You'll often hear the term planner statistics thrown around by database geeks. Did you update your statistics. This lingo isn't even limited
to PostgreSQL, but is part and parcel to how most decent databases work. For example in PostgreSQL you do a vacuum analyze
to update your planner statistics in addition
to cleaning up dead space. In SQL Server you do an UPDATE STATISTICS
. In MySQL you do an
ANALYZE TABLE
or a more invasive OPTIMIZE TABLE
.
Normally all this "update your stats so your planner can be happy" is usually unnecessary unless
you just did a bulk load or a bulk delete or you are noticing your queries are suddenly slowing down. These stat things are generally updated behind the scenes by most databases
on an as needed basis.
What makes SQL really interesting and a bit different from procedural languages is that it is declarative (like functional and logical programming languages) and relies on the database planner to come up with strategies for navigating the data. Its strategy is not fixed as it is in procedural languages.
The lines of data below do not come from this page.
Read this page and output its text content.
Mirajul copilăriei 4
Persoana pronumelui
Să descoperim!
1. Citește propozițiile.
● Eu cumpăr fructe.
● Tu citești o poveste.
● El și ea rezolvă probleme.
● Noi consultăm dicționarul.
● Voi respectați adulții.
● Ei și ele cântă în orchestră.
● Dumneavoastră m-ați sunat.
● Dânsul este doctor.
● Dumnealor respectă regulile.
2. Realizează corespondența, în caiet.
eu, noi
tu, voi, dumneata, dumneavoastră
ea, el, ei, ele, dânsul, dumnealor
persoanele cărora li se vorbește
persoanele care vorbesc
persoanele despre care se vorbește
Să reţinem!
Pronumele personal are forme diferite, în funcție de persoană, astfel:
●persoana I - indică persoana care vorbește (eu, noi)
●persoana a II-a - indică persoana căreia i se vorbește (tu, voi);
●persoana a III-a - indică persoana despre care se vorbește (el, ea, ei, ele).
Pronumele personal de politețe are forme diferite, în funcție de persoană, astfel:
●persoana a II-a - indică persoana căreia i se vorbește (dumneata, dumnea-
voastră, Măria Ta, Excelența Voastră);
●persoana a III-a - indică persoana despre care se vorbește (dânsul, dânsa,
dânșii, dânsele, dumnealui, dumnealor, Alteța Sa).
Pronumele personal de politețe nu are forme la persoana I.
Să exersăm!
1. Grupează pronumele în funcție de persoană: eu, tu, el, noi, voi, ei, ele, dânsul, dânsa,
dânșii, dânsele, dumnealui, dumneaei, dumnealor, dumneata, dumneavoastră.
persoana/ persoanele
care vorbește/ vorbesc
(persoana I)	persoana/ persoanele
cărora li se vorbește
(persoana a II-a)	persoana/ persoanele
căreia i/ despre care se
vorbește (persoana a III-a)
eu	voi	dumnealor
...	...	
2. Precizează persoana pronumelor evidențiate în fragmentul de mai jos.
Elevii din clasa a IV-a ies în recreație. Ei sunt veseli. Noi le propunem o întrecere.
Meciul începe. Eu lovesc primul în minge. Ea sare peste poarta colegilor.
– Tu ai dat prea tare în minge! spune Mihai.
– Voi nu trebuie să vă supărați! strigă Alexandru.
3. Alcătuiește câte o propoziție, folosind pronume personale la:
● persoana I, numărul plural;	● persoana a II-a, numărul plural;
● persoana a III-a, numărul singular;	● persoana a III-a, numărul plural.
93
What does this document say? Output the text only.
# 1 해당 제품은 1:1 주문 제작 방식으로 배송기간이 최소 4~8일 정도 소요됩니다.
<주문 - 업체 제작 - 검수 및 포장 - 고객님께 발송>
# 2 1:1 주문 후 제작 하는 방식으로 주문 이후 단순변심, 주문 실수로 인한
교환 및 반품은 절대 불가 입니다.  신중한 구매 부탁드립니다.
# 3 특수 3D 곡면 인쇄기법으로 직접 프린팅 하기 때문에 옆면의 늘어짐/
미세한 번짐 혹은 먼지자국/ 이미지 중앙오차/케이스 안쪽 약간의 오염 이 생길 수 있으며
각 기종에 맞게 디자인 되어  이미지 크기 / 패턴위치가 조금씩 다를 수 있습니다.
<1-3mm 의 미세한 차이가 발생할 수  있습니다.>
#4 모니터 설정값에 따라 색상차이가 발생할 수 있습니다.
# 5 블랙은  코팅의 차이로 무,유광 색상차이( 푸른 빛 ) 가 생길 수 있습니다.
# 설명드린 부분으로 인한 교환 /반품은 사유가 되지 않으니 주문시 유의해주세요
A big part of this strategy is decided on by the query planner which looks at distributions of data. Given different WHERE conditions for similar queries, it could come up with vastly different strategies if one value has a significantly
higher distribution in a table than another. This is also the mystery of why it sometimes refuses to use an index on a field because it has decided a table scan is more efficient and also why some people consider HINTS evil because they pollute the imperative nature of the language.